# Unified Finals Meca/Iasca. October 12 & 13, 2019. Louisville, KY.



## doitor (Aug 16, 2007)

2019 Car Audio Championship
October 12-13, 2019
Kentucky Exposition Center in Louisville, KY.

It´s been a long time since I´ve gone to a Finals event (not going to compete), but would like to know who´s going and get some seat time in as many cars as possible.

J.


----------



## leoleal86 (Sep 2, 2016)

*Re: Unified Finals Meca/Iasca. October 11 &amp;amp; 12, 2019. Louisville, KY.*

 Doors are open my friend 
Jetta GLI Amateur & Modified 
Audi S3 Pro & Modex SQ2
VW Beetle Classic Expert 1 & 2, Extreme SQ2+

Enviado desde mi SM-N9600 mediante Tapatalk


----------



## cmusic (Nov 16, 2006)

*Re: Unified Finals Meca/Iasca. October 11 & 12, 2019. Louisville, KY.*

Not competing but I should be there on Saturday. Listened to leoleal86's Audi a few years ago and it was incredible!


----------



## saltyone (Feb 2, 2019)

I’ll be there, and hopefully will compete. Of course, I don’t stand a chance of placing. I’ll be happy to not finish last...LOL. 
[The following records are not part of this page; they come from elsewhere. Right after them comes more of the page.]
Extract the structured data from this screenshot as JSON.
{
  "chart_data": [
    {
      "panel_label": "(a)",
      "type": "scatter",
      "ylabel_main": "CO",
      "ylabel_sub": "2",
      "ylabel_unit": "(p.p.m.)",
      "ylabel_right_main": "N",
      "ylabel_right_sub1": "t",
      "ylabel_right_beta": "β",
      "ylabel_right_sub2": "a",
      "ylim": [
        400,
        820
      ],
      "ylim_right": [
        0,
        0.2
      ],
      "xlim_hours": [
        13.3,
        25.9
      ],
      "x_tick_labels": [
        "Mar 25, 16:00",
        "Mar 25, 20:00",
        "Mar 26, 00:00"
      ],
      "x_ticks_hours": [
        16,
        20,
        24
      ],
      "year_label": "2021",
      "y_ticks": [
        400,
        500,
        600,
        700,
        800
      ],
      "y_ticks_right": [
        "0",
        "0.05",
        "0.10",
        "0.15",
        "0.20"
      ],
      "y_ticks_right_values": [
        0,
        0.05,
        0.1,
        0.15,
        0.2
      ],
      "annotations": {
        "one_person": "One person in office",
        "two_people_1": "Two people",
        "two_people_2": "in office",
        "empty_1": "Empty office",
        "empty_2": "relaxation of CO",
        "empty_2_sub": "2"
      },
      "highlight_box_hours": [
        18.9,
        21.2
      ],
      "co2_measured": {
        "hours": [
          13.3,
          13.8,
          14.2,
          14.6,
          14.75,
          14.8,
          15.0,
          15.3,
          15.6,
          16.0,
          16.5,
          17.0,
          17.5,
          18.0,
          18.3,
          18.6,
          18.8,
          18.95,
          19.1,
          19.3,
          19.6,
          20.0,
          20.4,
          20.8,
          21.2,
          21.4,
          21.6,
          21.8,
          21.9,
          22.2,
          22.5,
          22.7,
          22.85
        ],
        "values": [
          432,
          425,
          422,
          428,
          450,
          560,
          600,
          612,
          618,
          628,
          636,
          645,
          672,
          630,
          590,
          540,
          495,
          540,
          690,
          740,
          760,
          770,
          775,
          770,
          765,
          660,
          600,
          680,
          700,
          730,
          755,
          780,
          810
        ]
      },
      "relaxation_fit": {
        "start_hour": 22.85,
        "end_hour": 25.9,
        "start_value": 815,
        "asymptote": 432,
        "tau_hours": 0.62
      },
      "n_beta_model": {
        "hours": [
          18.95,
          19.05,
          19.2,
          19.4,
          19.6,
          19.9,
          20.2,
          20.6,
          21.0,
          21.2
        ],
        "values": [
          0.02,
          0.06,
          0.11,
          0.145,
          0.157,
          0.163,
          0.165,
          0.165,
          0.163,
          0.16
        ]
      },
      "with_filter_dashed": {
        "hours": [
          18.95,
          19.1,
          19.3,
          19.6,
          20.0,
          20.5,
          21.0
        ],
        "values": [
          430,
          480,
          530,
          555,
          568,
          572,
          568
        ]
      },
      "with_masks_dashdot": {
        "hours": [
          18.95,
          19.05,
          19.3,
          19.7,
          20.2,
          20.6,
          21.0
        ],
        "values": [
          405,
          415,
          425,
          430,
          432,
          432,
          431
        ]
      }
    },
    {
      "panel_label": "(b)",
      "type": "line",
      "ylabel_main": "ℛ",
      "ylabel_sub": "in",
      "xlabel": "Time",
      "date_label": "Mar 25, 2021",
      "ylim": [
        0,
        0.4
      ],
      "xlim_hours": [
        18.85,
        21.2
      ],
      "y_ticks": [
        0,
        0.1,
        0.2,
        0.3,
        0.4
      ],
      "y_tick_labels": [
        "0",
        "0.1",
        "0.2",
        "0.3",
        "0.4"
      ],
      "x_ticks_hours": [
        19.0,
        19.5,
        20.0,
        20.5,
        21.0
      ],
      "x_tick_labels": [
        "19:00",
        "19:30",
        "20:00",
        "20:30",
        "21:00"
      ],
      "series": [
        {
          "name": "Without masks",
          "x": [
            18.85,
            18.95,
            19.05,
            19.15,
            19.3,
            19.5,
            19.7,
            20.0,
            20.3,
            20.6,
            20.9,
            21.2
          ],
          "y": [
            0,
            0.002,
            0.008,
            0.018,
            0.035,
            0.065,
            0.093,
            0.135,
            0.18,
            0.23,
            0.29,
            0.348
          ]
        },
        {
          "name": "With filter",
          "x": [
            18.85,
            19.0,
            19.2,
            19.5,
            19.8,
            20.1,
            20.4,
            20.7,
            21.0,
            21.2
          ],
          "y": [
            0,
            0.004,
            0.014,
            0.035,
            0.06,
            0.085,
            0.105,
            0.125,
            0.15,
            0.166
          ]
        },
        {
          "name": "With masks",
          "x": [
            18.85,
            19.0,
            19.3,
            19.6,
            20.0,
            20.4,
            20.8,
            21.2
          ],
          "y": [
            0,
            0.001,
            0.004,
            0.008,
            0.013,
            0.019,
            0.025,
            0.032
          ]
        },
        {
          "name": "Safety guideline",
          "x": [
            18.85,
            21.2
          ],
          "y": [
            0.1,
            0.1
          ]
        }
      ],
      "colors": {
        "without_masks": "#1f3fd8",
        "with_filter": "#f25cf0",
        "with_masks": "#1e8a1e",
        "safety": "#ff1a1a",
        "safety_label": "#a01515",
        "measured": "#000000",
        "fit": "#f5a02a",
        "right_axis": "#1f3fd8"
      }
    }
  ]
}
I’m looking forward to the experience and to having the opportunity to demo truly great systems. Getting feedback on my tune from a finals judge will be awesome too!


----------



## ErinH (Feb 14, 2007)

*Re: Unified Finals Meca/Iasca. October 11 & 12, 2019. Louisville, KY.*

I'll be there. Hopefully the new car will have a system in it by then. I dropped it off with Steve Cook late last week with plans to have the heavy lifting done in time for me to get it back, do my stuff to it and get it tuned before then. If so, I plan on competing... not sure which org/comp yet but I want to be inside with my buds so I have to compete in _something_. 
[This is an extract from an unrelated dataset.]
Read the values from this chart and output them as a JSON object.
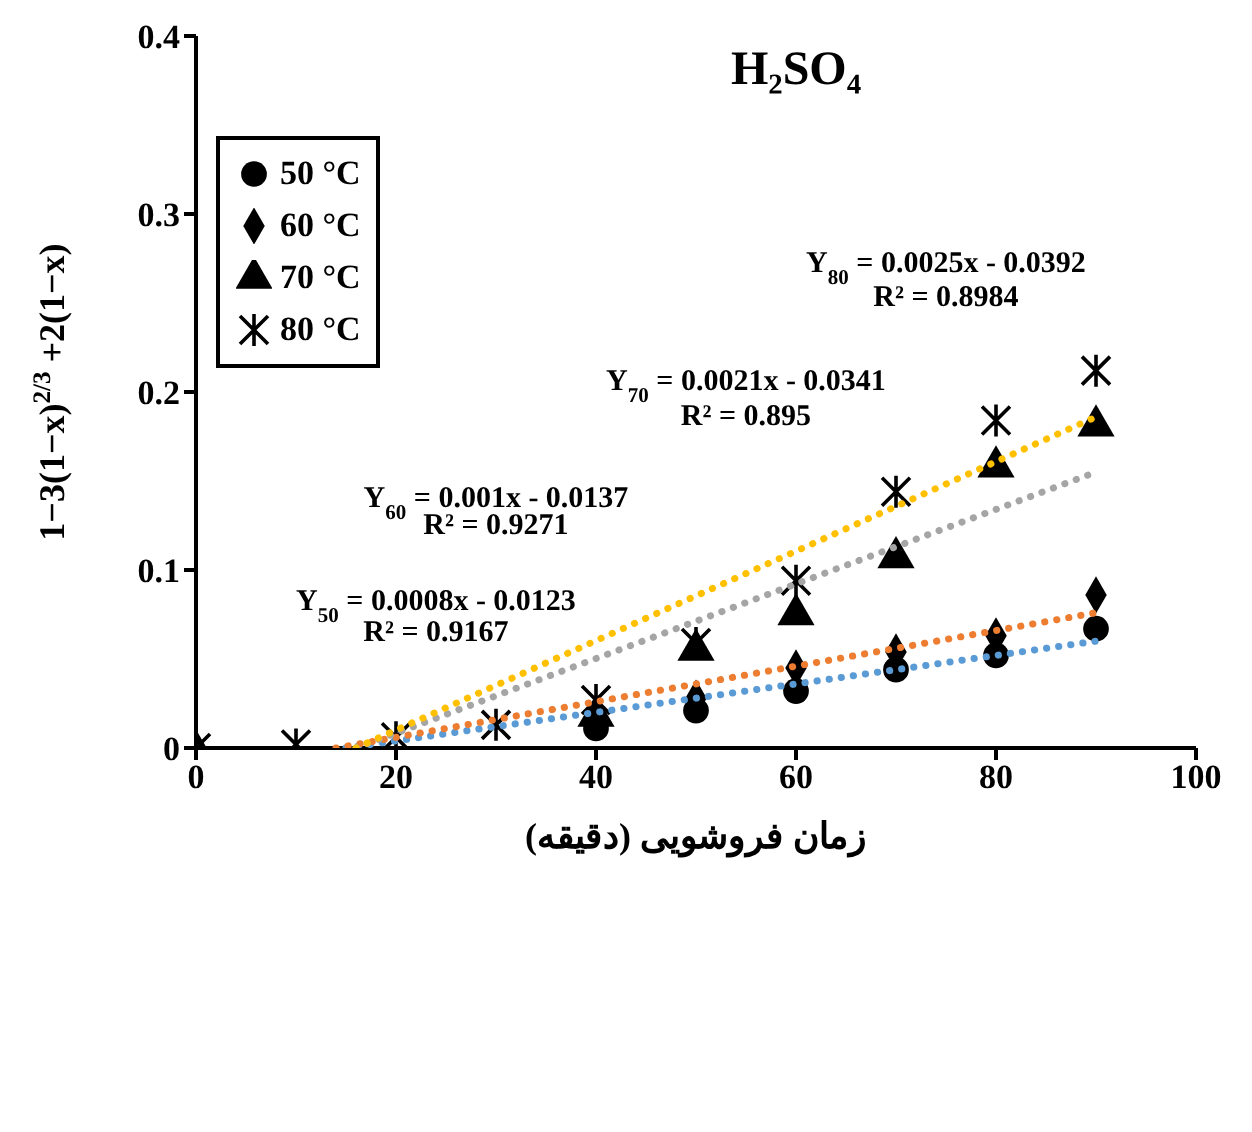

Either way, I'll be there and if anyone wants a listen just let me know. It'll be a fresh car with a fresh system but hopefully I can pull something off and get it respectable by then.


----------



## bertholomey (Dec 27, 2007)

*Re: Unified Finals Meca/Iasca. October 11 & 12, 2019. Louisville, KY.*

I’ll be there as well Lord willing. It will be my one event for the year, so I’m hoping to make it a good one. It will be more about the experience than competing, but I’m hoping to get lots of feedback. 
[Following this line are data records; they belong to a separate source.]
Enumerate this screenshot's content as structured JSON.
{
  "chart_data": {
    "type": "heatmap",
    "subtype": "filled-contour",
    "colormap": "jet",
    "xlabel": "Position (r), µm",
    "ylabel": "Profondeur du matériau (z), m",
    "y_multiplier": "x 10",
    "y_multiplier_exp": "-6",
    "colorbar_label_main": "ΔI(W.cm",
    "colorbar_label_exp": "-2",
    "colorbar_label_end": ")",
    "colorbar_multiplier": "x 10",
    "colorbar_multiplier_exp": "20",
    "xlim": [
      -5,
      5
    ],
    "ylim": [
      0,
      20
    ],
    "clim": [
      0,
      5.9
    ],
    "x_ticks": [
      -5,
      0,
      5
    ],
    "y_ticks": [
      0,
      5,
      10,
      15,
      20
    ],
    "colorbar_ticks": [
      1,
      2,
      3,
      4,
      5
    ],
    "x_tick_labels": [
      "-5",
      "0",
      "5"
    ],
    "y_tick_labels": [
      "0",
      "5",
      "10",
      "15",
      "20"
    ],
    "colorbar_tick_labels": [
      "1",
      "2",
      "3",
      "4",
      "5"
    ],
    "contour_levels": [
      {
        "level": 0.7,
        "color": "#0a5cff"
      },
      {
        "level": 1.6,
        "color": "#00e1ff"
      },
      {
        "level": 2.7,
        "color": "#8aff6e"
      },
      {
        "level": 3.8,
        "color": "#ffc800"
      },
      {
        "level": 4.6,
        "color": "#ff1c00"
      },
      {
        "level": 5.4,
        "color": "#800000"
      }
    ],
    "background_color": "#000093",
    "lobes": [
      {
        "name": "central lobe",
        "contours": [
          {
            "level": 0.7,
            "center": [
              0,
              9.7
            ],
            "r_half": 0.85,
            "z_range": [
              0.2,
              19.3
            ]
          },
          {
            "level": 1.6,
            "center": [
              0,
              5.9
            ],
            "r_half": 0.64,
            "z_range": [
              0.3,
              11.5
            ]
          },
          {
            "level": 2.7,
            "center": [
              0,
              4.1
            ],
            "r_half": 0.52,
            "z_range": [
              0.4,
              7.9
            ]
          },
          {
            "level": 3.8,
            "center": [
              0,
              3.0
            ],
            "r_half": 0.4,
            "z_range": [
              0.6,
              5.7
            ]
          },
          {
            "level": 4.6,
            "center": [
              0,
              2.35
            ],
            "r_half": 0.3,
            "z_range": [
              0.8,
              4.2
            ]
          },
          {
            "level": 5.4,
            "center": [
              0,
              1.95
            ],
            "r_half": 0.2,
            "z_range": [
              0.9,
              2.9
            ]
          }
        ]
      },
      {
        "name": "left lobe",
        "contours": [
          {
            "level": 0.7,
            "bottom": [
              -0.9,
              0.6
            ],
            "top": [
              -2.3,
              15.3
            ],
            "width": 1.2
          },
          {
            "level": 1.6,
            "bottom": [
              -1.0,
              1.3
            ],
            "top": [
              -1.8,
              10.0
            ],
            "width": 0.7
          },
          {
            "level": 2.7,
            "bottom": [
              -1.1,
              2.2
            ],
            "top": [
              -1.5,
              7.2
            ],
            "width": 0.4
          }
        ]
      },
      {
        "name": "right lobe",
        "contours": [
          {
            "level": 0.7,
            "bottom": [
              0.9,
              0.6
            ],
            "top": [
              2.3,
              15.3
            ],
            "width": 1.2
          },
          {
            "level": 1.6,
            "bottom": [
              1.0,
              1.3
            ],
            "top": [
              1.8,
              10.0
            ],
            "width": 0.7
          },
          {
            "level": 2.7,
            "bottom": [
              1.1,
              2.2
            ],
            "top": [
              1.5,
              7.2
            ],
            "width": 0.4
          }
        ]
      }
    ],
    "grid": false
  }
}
Sent from my iPhone using Tapatalk Pro


----------



## Truthunter (Jun 15, 2015)

*Re: Unified Finals Meca/Iasca. October 11 & 12, 2019. Louisville, KY.*

I plan to be there. It's my first season that I qualified for finals and first time attending.


----------



## Mic10is (Aug 20, 2007)

*Re: Unified Finals Meca/Iasca. October 11 & 12, 2019. Louisville, KY.*

Team W will be there


----------



## BigAl205 (May 20, 2009)

*Re: Unified Finals Meca/Iasca. October 11 & 12, 2019. Louisville, KY.*

The dates are 10/12 and 10/13


----------



## saltyone (Feb 2, 2019)

BigAl205 said:


> The dates are 10/12 and 10/13


That makes more sense. I was wondering why they scheduled it to start on a Friday. I’ll be driving up on Friday.


----------



## BigAl205 (May 20, 2009)

I've accidentally started threads based on my hotel reservation dates.


----------



## chefhow (Apr 29, 2007)

They have had judging on Friday night if there is a need but they wont announce it until it get closer.


----------



## dobslob (Sep 19, 2011)

If travel within the company allows I'd love to be there, but I won't likely know until just before the show.


----------



## SkizeR (Apr 19, 2011)

dobslob said:


> If travel within the company allows I'd love to be there, but I won't likely know until just before the show.


See ya there 

Sent from my SM-G975U using Tapatalk


----------



## doitor (Aug 16, 2007)

3 weeks to go.

J.


----------



## leoleal86 (Sep 2, 2016)

Almost ready 

Enviado desde mi SM-N9600 mediante Tapatalk


----------



## doitor (Aug 16, 2007)

2 weeks to go.

J.


----------



## audiophile25 (Oct 5, 2008)

I will be there in the Blue car! See you guys soon!


----------



## doitor (Aug 16, 2007)

1 week left.

J.


----------



## nadams5755 (Jun 8, 2012)

i guess i'll go


----------



## nyquistrate (Apr 17, 2011)

Is it worth going as a spectator on Saturday? Would I be able to hear any cars?


----------



## SkizeR (Apr 19, 2011)

nyquistrate said:


> Is it worth going as a spectator on Saturday? Would I be able to hear any cars?


Absolutely and yes. Please, do not be shy. If you need someone to show you around and get you into some cars, shoot me a message

Sent from my SM-G975U using Tapatalk


----------



## cobb2819 (Jan 13, 2011)

nadams5755 said:


> i guess i'll go


Ehh...me too.


----------



## AVIDEDTR (Sep 11, 2008)

doitor said:


> 2019 Car Audio Championship
> October 12-13, 2019
> Kentucky Exposition Center in Louisville, KY.
> 
> ...


I'll be the Jorge - come find me Judging MECA 2x


----------



## rton20s (Feb 14, 2011)

cobb2819 said:


> Ehh...me too.


----------